How: To set up team building exercises, you can assign individuals to groups. Every time the group meets, you can choose to “switch it up” by dividing them a different way. For instance, splitting up groups by department or floor. Switching groups or partners frequently and randomly helps you avoid office “cliques” afterward.  

Finally, make the time enjoyable. Your office space may allow for couches and more comfortable seating than desk chairs. Bring food and beverages. Share a meal or even a small snack. The success of this project is entirely dependant on the participants, and if they’d rather be at their desks working, then everyone is missing the point.

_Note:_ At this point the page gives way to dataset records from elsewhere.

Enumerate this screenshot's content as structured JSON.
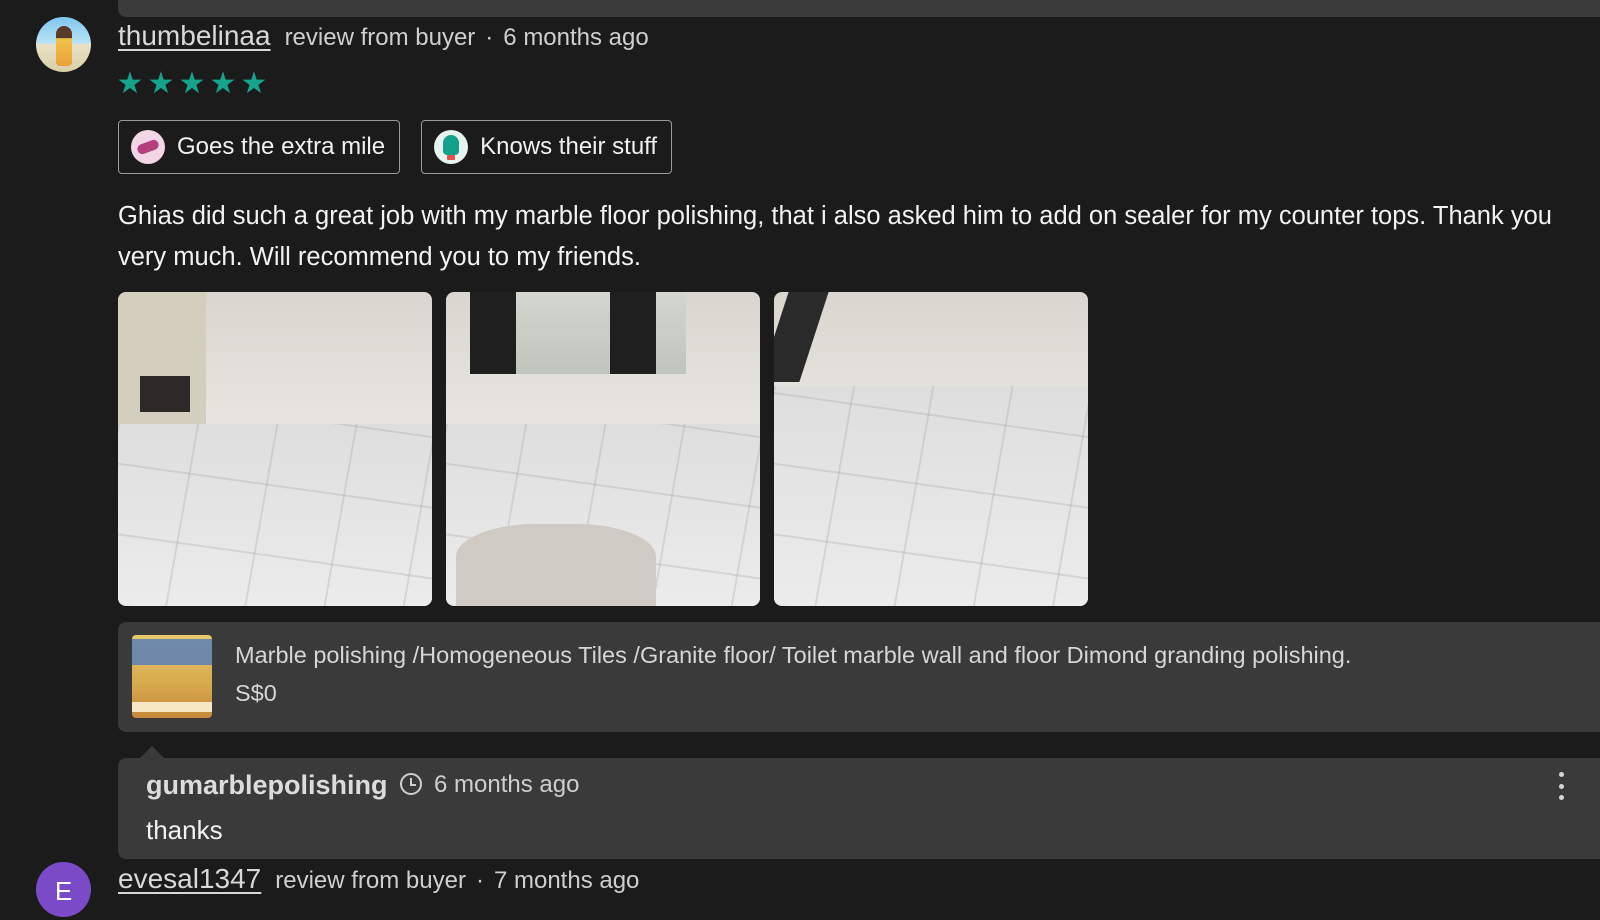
{
  "review1": {
    "username": "thumbelinaa",
    "role": "review from buyer",
    "separator": "·",
    "time": "6 months ago",
    "rating": 5,
    "star_color": "#15a38c",
    "badges": [
      {
        "label": "Goes the extra mile",
        "icon": "extra-mile-icon"
      },
      {
        "label": "Knows their stuff",
        "icon": "lightbulb-icon"
      }
    ],
    "text": "Ghias did such a great job with my marble floor polishing, that i also asked him to add on sealer for my counter tops. Thank you very much. Will recommend you to my friends.",
    "photos": 3
  },
  "gig": {
    "title": "Marble polishing /Homogeneous Tiles /Granite floor/ Toilet marble wall and floor Dimond granding polishing.",
    "price": "S$0"
  },
  "reply": {
    "seller": "gumarblepolishing",
    "time": "6 months ago",
    "text": "thanks"
  },
  "review2": {
    "avatar_letter": "E",
    "avatar_color": "#7b4bc7",
    "username": "evesal1347",
    "role": "review from buyer",
    "separator": "·",
    "time": "7 months ago"
  }
}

Workplace Clubs and Sponsored Teams

This isn’t so much a team building “exercise” as it is a weekly gathering for discussion. Clubs and teams are a great way to promote team building, however, especially since they are voluntary and all participants want to be there. Employees can choose a club by interest (books, photography, Yoga, knitting, volunteering, etc.) or by sport.

If your company chooses to sponsor a league by paying their registration fee, your brand can be advertised on team t-shirts or sweaters. Popular sports include basketball, bowling, soccer, or running. Partner with local charities for marathons and half marathons to raise money or awareness for a cause they feel close to.

Egg Drop

This is a team competition and a fun icebreaker for groups just getting to know each other. First, you will need at least two teams of people. Each team is given one raw egg and random office supplies to work with.

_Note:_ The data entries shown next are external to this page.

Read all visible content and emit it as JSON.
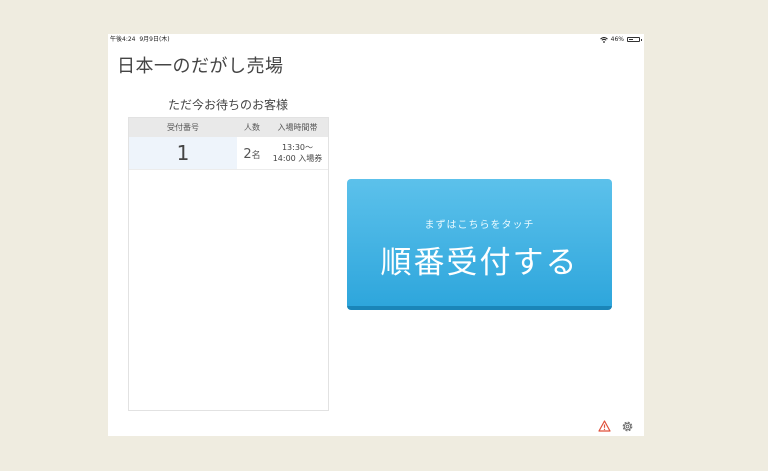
{
  "status_bar": {
    "time": "午後4:24",
    "date": "9月9日(木)",
    "battery": "46%",
    "battery_level": 0.46
  },
  "app": {
    "title": "日本一のだがし売場"
  },
  "queue": {
    "heading": "ただ今お待ちのお客様",
    "columns": [
      "受付番号",
      "人数",
      "入場時間帯"
    ],
    "rows": [
      {
        "number": "1",
        "people": "2",
        "people_unit": "名",
        "time_line1": "13:30〜",
        "time_line2": "14:00 入場券"
      }
    ]
  },
  "touch_button": {
    "subtitle": "まずはこちらをタッチ",
    "label": "順番受付する"
  },
  "icons": {
    "warning": "warning-icon",
    "settings": "gear-icon"
  },
  "colors": {
    "button_top": "#5cc1eb",
    "button_bottom": "#2ea6dc",
    "warning": "#e0503a"
  }
}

Office supplies could be anything, including paper, tape, utensils from the break room, straws, pens, or rubber bands. Once the supplies are distributed, start a timer for 20 minutes. The teams have that much time to build a contraption or package that would help protect the egg from an 8-foot drop. When the timer goes off, take all of the packages and one by one, drop them 8 feet from the ground. Teams with unbroken eggs will be declared the winner!

Two Truths and a Lie

This game allows co-workers to know each other better on a more personal level. First, the entire group starts out by sitting in a circle. Each person will take turns telling two true facts about themselves and one lie, in any random order. However, they cannot reveal which is a lie.

After sharing, everyone else must “vote” on which statement they believe is a lie. If they are right, they can have one point. After every person in the circle has had a turn, the person(s) with the highest number of correct guesses, or points, wins.

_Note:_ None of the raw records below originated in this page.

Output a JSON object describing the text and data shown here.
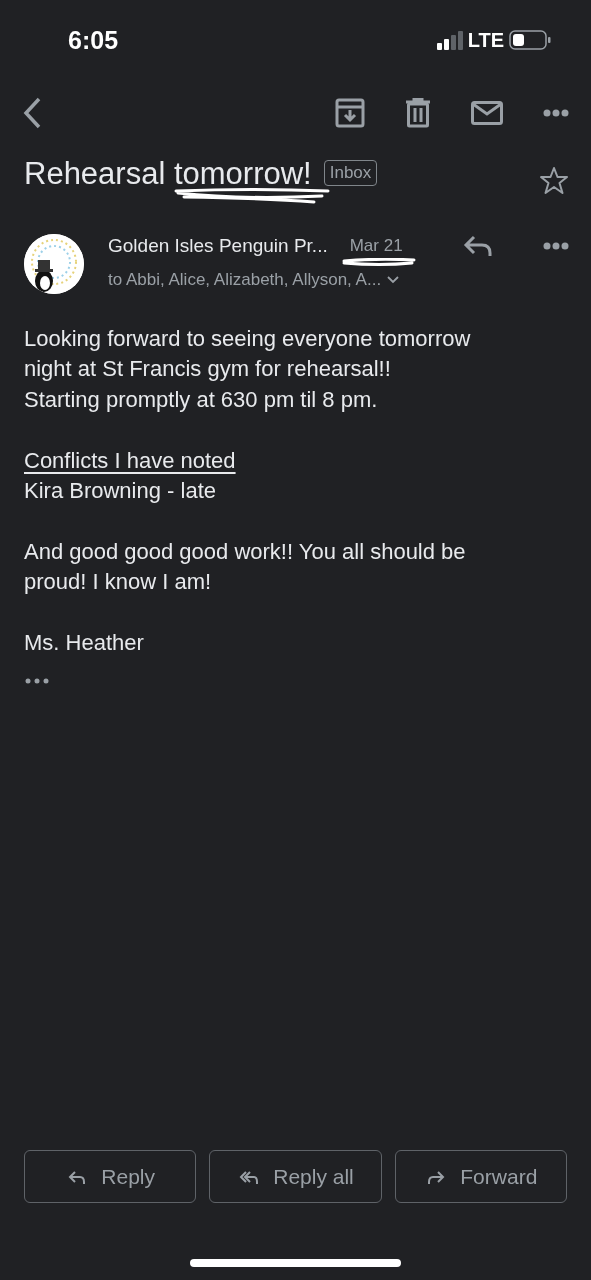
{
  "status_bar": {
    "time": "6:05",
    "network": "LTE"
  },
  "subject": {
    "title_start": "Rehearsal ",
    "title_marked": "tomorrow!",
    "label": "Inbox",
    "starred": false
  },
  "message": {
    "sender": "Golden Isles Penguin Pr...",
    "date": "Mar 21",
    "recipients": "to Abbi, Alice, Alizabeth, Allyson, A...",
    "paragraphs": [
      {
        "lines": [
          {
            "text": "Looking forward to seeing everyone tomorrow",
            "underlined": false
          },
          {
            "text": "night at St Francis gym for rehearsal!!",
            "underlined": false
          },
          {
            "text": "Starting promptly at 630 pm til 8 pm.",
            "underlined": false
          }
        ]
      },
      {
        "lines": [
          {
            "text": "Conflicts I have noted",
            "underlined": true
          },
          {
            "text": "Kira Browning - late",
            "underlined": false
          }
        ]
      },
      {
        "lines": [
          {
            "text": "And good good good work!! You all should be",
            "underlined": false
          },
          {
            "text": "proud! I know I am!",
            "underlined": false
          }
        ]
      },
      {
        "lines": [
          {
            "text": "Ms. Heather",
            "underlined": false
          }
        ]
      }
    ]
  },
  "actions": [
    {
      "kind": "reply",
      "label": "Reply"
    },
    {
      "kind": "reply_all",
      "label": "Reply all"
    },
    {
      "kind": "forward",
      "label": "Forward"
    }
  ]
}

There is also another version of the game Two Truths and a Lie in which the statements are written down on pieces of paper. Once they are all written down, everyone in the group must “mingle” for 20 minutes while to try to figure out who is lying. Or they can spend time convincing others of their own lie. When the conversations are over, then the voting can begin.

Scavenger Hunt

This can be an individual or team challenge. While it is possible to conduct a scavenger hunt in the office, it’s best to try this outdoors since there may be some running involved. Make a list of tasks for each person or team to complete within a limited time frame. They should remember to bring their smartphones because they must snap a photo of someone from their team completing the task. The tasks could be as silly as you want, such as “Give a stranger a high five!”

Once the list is checked off, everyone can meet back at the office to view the photos if they wish. Points are awarded for each list item, so the more difficult the task, the more likely they are to win.

Drawing Back to Back

This is an interesting game of interpretation. Have two people sitting back to back in their office chairs. One person will be given an image or picture, and the other person will have to draw it with a pencil and paper. They can’t look at the image, though – their teammate in the other chair must describe it for them. Set up a timer to keep the game moving fast. At the end of the round, it’s interesting to see how the picture has been interpreted.